Notes 20100805 Owen Group Meeting
From SnOwy - Ed's Wiki Notebook
Contents |
Estimating Accuracy RNA Sequencing Microarrays Proteomics
- Debate exists about best way to analyze microarrays
- New RNA techniques allows us to retrieve sequences with higher fidelity
- Claim made that coupling with proteomics allows us to increase fidelity even more
- Transcriptome, Proteome measured relatively against some negative control
- Abundances
- Fold change kinds of measurements (result is increased two-fold etc.)
- What about a complete count (absolute value)?
- That would be handy for many reasons
- Systems Biology
- Microarrays in this paper --- attempt to give absolute abundance quantification
- Gold standard -- transcriptome value is evaluated against proteome value
- Which transcriptome platform is more accurate?
- Specific technologies
- Affymetrix Exon microarrays
- Illumina/Solexa RNA-Seq
- Mass Spec: Generic -- mass spec 'everything' in the array.
Affymetrix overview
- General design: small chip -- "genomic focus" (a region of chromosome like a gene)

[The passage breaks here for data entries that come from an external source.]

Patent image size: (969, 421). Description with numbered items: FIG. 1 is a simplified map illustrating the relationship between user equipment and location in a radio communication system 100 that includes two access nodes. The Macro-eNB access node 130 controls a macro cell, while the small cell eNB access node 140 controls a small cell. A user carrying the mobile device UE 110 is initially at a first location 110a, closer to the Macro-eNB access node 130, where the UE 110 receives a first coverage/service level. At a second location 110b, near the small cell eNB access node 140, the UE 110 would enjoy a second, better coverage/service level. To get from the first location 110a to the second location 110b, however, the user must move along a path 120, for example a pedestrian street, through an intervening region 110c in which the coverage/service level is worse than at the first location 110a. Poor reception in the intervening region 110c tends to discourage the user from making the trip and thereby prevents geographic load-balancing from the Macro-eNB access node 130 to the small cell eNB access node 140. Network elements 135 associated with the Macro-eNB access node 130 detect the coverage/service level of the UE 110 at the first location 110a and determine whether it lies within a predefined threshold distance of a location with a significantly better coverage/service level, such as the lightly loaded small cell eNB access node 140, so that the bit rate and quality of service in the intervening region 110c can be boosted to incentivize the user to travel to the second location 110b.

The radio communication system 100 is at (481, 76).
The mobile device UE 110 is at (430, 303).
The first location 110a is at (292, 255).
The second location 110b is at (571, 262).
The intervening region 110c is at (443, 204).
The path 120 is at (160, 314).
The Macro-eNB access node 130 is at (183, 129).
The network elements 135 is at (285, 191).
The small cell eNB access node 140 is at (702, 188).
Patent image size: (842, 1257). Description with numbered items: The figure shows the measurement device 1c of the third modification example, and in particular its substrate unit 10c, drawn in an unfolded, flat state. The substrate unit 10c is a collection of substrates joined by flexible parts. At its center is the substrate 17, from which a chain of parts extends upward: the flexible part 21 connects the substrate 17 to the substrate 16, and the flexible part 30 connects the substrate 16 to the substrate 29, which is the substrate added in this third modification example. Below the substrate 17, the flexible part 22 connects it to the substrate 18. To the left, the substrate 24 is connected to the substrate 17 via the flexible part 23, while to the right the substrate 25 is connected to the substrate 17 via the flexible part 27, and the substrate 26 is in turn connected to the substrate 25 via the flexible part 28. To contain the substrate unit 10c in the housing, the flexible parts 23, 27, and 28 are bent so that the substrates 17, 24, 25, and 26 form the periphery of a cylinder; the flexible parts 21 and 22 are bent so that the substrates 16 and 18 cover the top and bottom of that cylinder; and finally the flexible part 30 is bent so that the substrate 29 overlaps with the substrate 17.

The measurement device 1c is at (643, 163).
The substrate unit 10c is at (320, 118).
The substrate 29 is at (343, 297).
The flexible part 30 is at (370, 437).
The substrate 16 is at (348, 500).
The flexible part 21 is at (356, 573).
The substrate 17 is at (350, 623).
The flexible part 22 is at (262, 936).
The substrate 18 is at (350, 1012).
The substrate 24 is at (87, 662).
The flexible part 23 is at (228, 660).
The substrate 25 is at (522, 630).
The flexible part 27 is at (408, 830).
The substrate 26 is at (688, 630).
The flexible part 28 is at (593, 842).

- Probes on microarray designed to complement specific exons
- Possible to detect alternative splicing by using different exon arrays
On Microarrays
- Fixed probe on chip designed to complement labeled target
- Annealing occurs -- probes light up in proportion to the amount of transcript
- Affymetrix has historically allowed the measurement of absolute abundance
- Intentional mismatches used to bind suboptimally (one SNP -- catches random crummy matches vs intended target)

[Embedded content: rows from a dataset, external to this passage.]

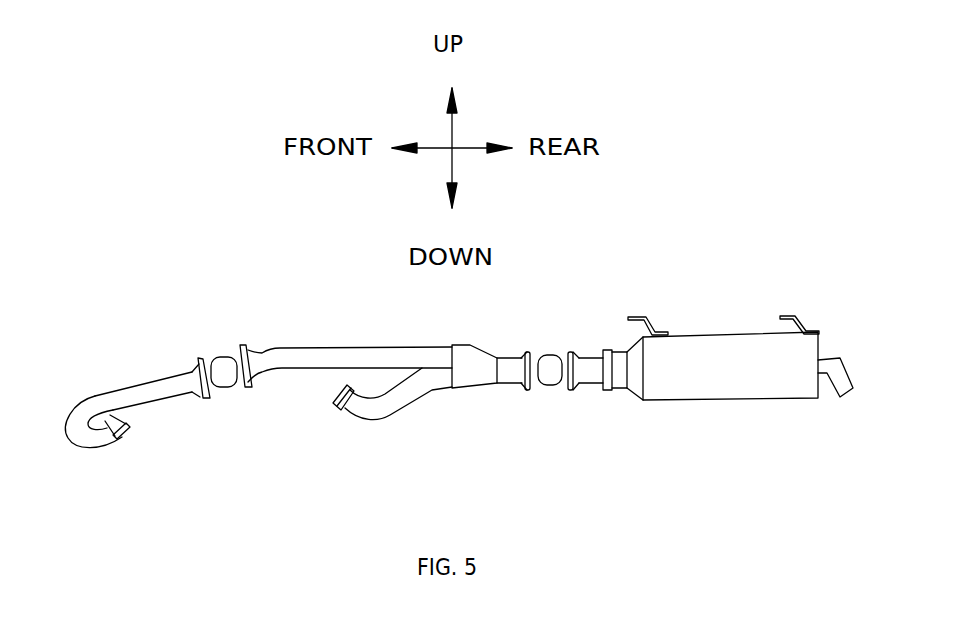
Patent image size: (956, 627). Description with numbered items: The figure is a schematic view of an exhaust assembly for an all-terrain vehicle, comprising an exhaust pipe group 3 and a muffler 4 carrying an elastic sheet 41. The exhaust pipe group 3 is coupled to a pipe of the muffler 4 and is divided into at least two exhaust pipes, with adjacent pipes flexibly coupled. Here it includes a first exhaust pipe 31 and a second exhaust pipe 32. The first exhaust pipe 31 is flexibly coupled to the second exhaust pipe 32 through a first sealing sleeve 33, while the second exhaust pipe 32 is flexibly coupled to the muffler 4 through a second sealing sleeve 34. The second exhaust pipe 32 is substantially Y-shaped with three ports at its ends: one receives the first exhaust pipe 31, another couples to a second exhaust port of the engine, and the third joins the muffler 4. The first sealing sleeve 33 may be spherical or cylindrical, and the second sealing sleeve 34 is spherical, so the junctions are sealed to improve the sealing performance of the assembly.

The exhaust pipe group 3 is at (283, 302).
The first exhaust pipe 31 is at (127, 393).
The second exhaust pipe 32 is at (422, 368).
The first sealing sleeve 33 is at (232, 375).
The second sealing sleeve 34 is at (558, 363).
The muffler 4 is at (738, 347).
The elastic sheet 41 is at (790, 317).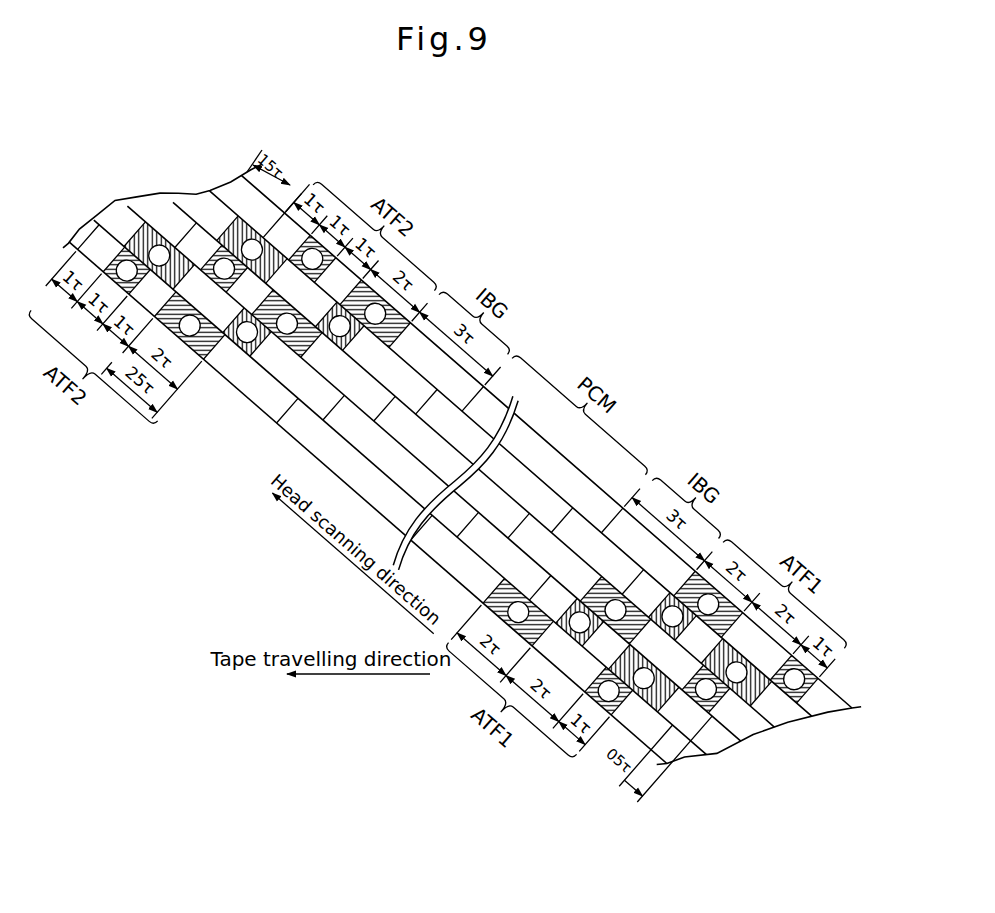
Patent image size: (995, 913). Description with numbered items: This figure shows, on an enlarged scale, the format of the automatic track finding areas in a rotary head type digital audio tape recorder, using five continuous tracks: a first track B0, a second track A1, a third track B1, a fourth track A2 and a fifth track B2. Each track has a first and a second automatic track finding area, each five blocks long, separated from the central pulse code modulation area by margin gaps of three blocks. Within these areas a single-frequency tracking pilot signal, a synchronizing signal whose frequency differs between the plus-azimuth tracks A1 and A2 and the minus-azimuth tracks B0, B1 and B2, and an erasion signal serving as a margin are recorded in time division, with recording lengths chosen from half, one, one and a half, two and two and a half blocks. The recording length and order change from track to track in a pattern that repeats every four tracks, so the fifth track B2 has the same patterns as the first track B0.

The first track B0 is at (685, 757).
The second track A1 is at (717, 753).
The third track B1 is at (753, 735).
The fourth track A2 is at (788, 722).
The fifth track B2 is at (828, 712).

- The fluorescent difference between mismatch cells vs intended cells is the actual abundance
- Algorithms were introduced that described mismatch probes as damaging to precision for relative abundance
- Now we use random strings with varying GC content -- this apparently has some predictive power for crummy matches
- The random -GC based stuff are used with a GC-RMA algorithm that contains a number of normalization steps
- The random -GC arrays were released without algorithms in reaction to the criticism to the intentional mismatch era
Illumina RNA Sequence
- A number of short reads are performed and we align them with the genome in order to determine the correct sequence
- RNA-seq advantages over microarrays
- Technologically agnostic-- it doesn't matter where you got your numbers, the numbers are absolute integer counts
- No probing needed
- We don't need to know anything about the sequence to begin with
- Question: How about sequence errors?
- If there's only one nucleotide difference for instance
- If we get many many reads on a single region, then we can estimate the background rate of sequencing error
Label-Free Mass Spec[tometry]
- Spectral count profile should match our expectations given known protein sequence
- Enzyme that acts specifically Lysine-Arginine
Relative reads vs absolute reads of some protein
- relative
- gives a strange curve that is symmetrical about y = -x; aligns roughly on y = x but if absolute value taken, we get a weird sqrt(x)-like curve
- Ed: Use a two-parameter curve which does a regression fit as though it were an absolute value, but will accommodate the odd quadrants
- absolute
- example shown is the expression bead chips -- we see an absolute change in concentration of x on an expression level of y -- looks sigmoidal
- where x is very low -- the proportion of the signal that is background is large: leads to larger error bars (known problem)
Experimental Design
- human brain tissue
- microarray vs proteomics
- pools of brains and individual brains used
- pools required for RNA sequencing
- proteomics platform and the individual microarray trials used individual brains (?)
Results and Discussion
- proteomic-microarray trials
- correlation = 0.24
- proteomic-RNA-Seq trials
- correlation = 0.35
- To be fair, the correlation should be in the range [0.2, 0.5]
- this is because of the weird noise that occurs in the translation step -- going from mRNA to protein
- Unclear whether the sequencing (new) or microarray (classic) method is better for abundance evaluation
Critique
- Calculation of high leverage points -- would the results be the same if such points were removed?
- PCR -- can be used to get abundance counts -- a known opponent
- Experimental design strange: Brains? Pooled vs. Single?